Tenzin Wangyal Rinpoche, a Bön master who now lives and teaches in the West says

“If we relate to the natural world as a collection of lifeless mechanical processes, it is lifeless for us. If we relate to our bodies as machines, they are machines to us. If we relate to religion as a fantasy, it is fantasy to us. But if we relate to the natural world as alive, full of spirits and elemental beings, the natural world speaks to us. Generally, shamanism deals with forces and entities understood as being external to the practitioner. Practitioners work with the raw natural elements and their energy, and they also work with spirits, deities, healing goddesses, ancestral spirits and other non physical beings…The shamanic vehicles are not primarily concerned with enlightenment but with the removal of obstacles in life, the enhancement of positive qualities, and the lessening of the suffering we experience through interaction with external forces.”

Even further debased, “Shamanism” the word has been applied to any number of imaginative flights of fancy of the manner which Israel Regardie (who’s Middle Pillar exercise has been widely adopted in the New Age movement) referred to as “New Age cosmic foo-foo”.
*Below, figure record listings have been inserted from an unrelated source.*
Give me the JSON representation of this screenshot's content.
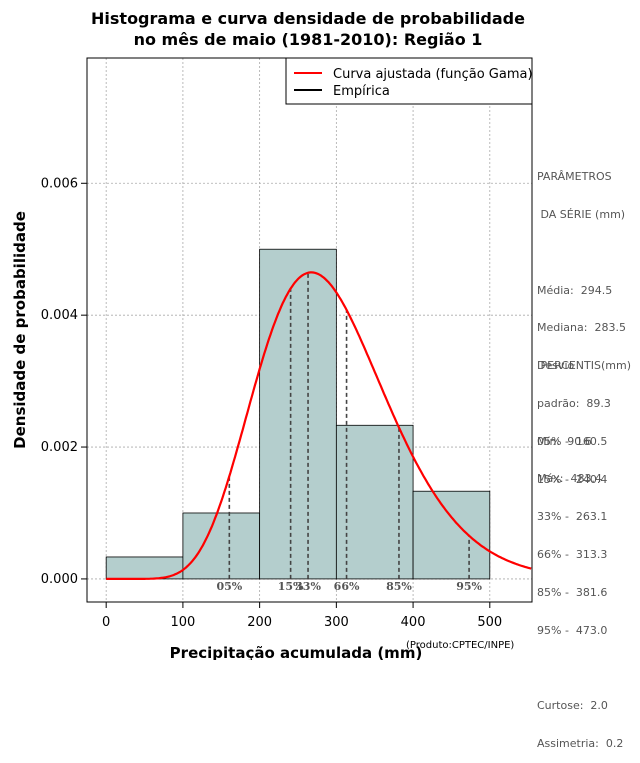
{
  "chart_data": {
    "type": "bar",
    "title_line1": "Histograma e curva densidade de probabilidade",
    "title_line2": "no mês de maio (1981-2010): Região 1",
    "xlabel": "Precipitação acumulada (mm)",
    "ylabel": "Densidade de probabilidade",
    "xlim": [
      -25,
      555
    ],
    "ylim": [
      -0.00035,
      0.0079
    ],
    "x_ticks": [
      0,
      100,
      200,
      300,
      400,
      500
    ],
    "x_tick_labels": [
      "0",
      "100",
      "200",
      "300",
      "400",
      "500"
    ],
    "y_ticks": [
      0.0,
      0.002,
      0.004,
      0.006
    ],
    "y_tick_labels": [
      "0.000",
      "0.002",
      "0.004",
      "0.006"
    ],
    "grid": true,
    "bars": [
      {
        "x0": 0,
        "x1": 100,
        "value": 0.000333
      },
      {
        "x0": 100,
        "x1": 200,
        "value": 0.001
      },
      {
        "x0": 200,
        "x1": 300,
        "value": 0.005
      },
      {
        "x0": 300,
        "x1": 400,
        "value": 0.00233
      },
      {
        "x0": 400,
        "x1": 500,
        "value": 0.00133
      }
    ],
    "series": [
      {
        "name": "Curva ajustada (função Gama)",
        "color": "#ff0000"
      },
      {
        "name": "Empírica",
        "color": "#000000"
      }
    ],
    "legend_position": "top-right",
    "gamma_fit": {
      "mean": 294.5,
      "sd": 89.3
    },
    "percentile_markers": [
      {
        "label": "05%",
        "x": 160.5
      },
      {
        "label": "15%",
        "x": 240.4
      },
      {
        "label": "33%",
        "x": 263.1
      },
      {
        "label": "66%",
        "x": 313.3
      },
      {
        "label": "85%",
        "x": 381.6
      },
      {
        "label": "95%",
        "x": 473.0
      }
    ],
    "bar_fill": "#b4cecd",
    "curve_color": "#ff0000"
  },
  "parametros": {
    "header1": "PARÂMETROS",
    "header2": " DA SÉRIE (mm)",
    "lines": [
      "Média:  294.5",
      "Mediana:  283.5",
      "Desvio",
      "padrão:  89.3",
      "Mín:  90.6",
      "Máx:  483.4"
    ]
  },
  "percentis": {
    "header": " PERCENTIS(mm)",
    "lines": [
      "05% -  160.5",
      "15% -  240.4",
      "33% -  263.1",
      "66% -  313.3",
      "85% -  381.6",
      "95% -  473.0"
    ],
    "extra_lines": [
      "Curtose:  2.0",
      "Assimetria:  0.2"
    ]
  },
  "credit": "(Produto:CPTEC/INPE)"
}
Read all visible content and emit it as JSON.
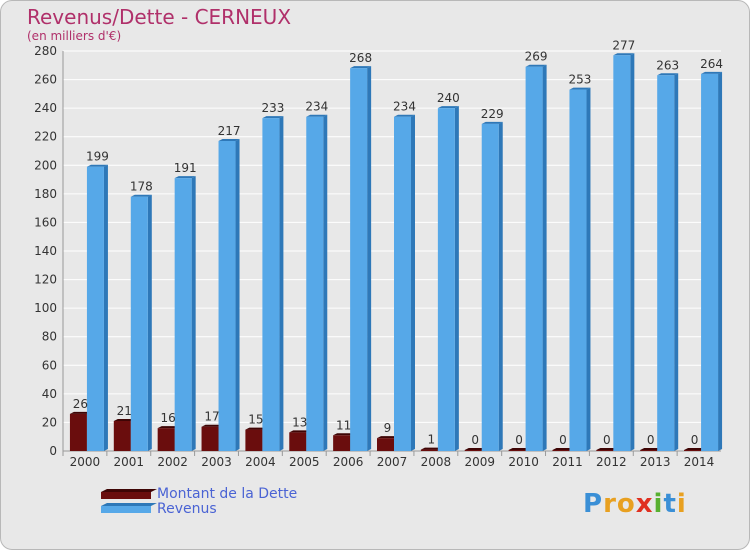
{
  "header": {
    "title": "Revenus/Dette - CERNEUX",
    "subtitle": "(en milliers d'€)"
  },
  "logo": {
    "letters": [
      "P",
      "r",
      "o",
      "x",
      "i",
      "t",
      "i"
    ],
    "colors": [
      "#3a8fd6",
      "#e8a020",
      "#e8a020",
      "#e03020",
      "#58b030",
      "#3a8fd6",
      "#e8a020"
    ]
  },
  "colors": {
    "dette_front": "#6a0d0d",
    "dette_side": "#3e0505",
    "revenus_front": "#56a8e8",
    "revenus_side": "#2e78b8",
    "grid": "#ffffff",
    "axis_text": "#333333",
    "plot_bg": "#e8e8e8"
  },
  "chart_data": {
    "type": "bar",
    "categories": [
      "2000",
      "2001",
      "2002",
      "2003",
      "2004",
      "2005",
      "2006",
      "2007",
      "2008",
      "2009",
      "2010",
      "2011",
      "2012",
      "2013",
      "2014"
    ],
    "series": [
      {
        "name": "Montant de la Dette",
        "values": [
          26,
          21,
          16,
          17,
          15,
          13,
          11,
          9,
          1,
          0,
          0,
          0,
          0,
          0,
          0
        ]
      },
      {
        "name": "Revenus",
        "values": [
          199,
          178,
          191,
          217,
          233,
          234,
          268,
          234,
          240,
          229,
          269,
          253,
          277,
          263,
          264
        ]
      }
    ],
    "ylim": [
      0,
      280
    ],
    "yticks": [
      0,
      20,
      40,
      60,
      80,
      100,
      120,
      140,
      160,
      180,
      200,
      220,
      240,
      260,
      280
    ],
    "grid": true,
    "legend": "bottom-left"
  }
}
“What the modern world calls Shamanism is not at all Shamanism…..the westerners have this idea that a shaman is a guru, but shamans are technicians. They are lovers of the sacred, but are no way looked upon as being exemplary. They are not ‘holy men’. They are technicians of the holy You’d never say to your kids: ‘Grow up and become a shaman’, like you might say: ‘Grow up and become a farmer’. It’s like telling someone to be like a fighter pilot!…People say: ‘You want to be a shaman? I want to be a shaman!’ And it’s like, ‘Oh no you dont!””….

Shamanism is not to be confused with entertainment – like people taking drugs and getting high. Shamanism says everything is alive. The spirits are alive. You really can’t be naive about this. The problem with people that are dabbling around with so-called ‘Shamanism’ is that they think they can sit there on some hill that was used long ago or ceremonies, and take flowers and go up there and say to some unhappy spirit ‘I love you’, and that that will make things OK. It’s like going back to an old girlfriend and saying; ‘I’ve decided you are the most beautiful after all.’ Well, the girlfriend you have abandoned a long time ago, she is not going to say; ‘I knew you would come back’. It will be like – ‘Well! Hey sucker!’ And then BAM! You get hit. And you have to be awake about this. This is what the shaman does. He is not naive.”Martin Prechtel, Tzutujil Mayan Tradition

Anthropology professor Michael F Brown says;

“When in my role as curious ethnographer, I’ve asked Santa Feans about their interest in this exotic form of healing, they have expressed their admiration for the beauty of the shamanistic tradition, the ability of shamans to “get in touch with their inner healing powers”, and the superiority of spiritual treatments over the impersonal medical practice of our own society. Fifteen years ago I would have sympathised with these romantic ideas. Two years of fieldwork in an Amazonian society, however, taught me there is peril in the shaman’s craft…New Age enthusiasts are right to admire the shamanistic tradition, but while advancing it as an alternative to our own healing practices, they brush aside it’s stark truths. For throughout the world, shamans see themselves as warriors in a struggle against the shadows of the human heart. Shamanism affirms life but also spawns violence and death. The beauty of shamanism is matched by it’s power-and like all forms of power found in society, it inspires it’s share of discontent.”Michael F Brown


As there are more than enough words in the datasphere I have maintained a silence of sorts of late regarding this issue, but the most recent example of this to come to my attention has prompted a public utterance.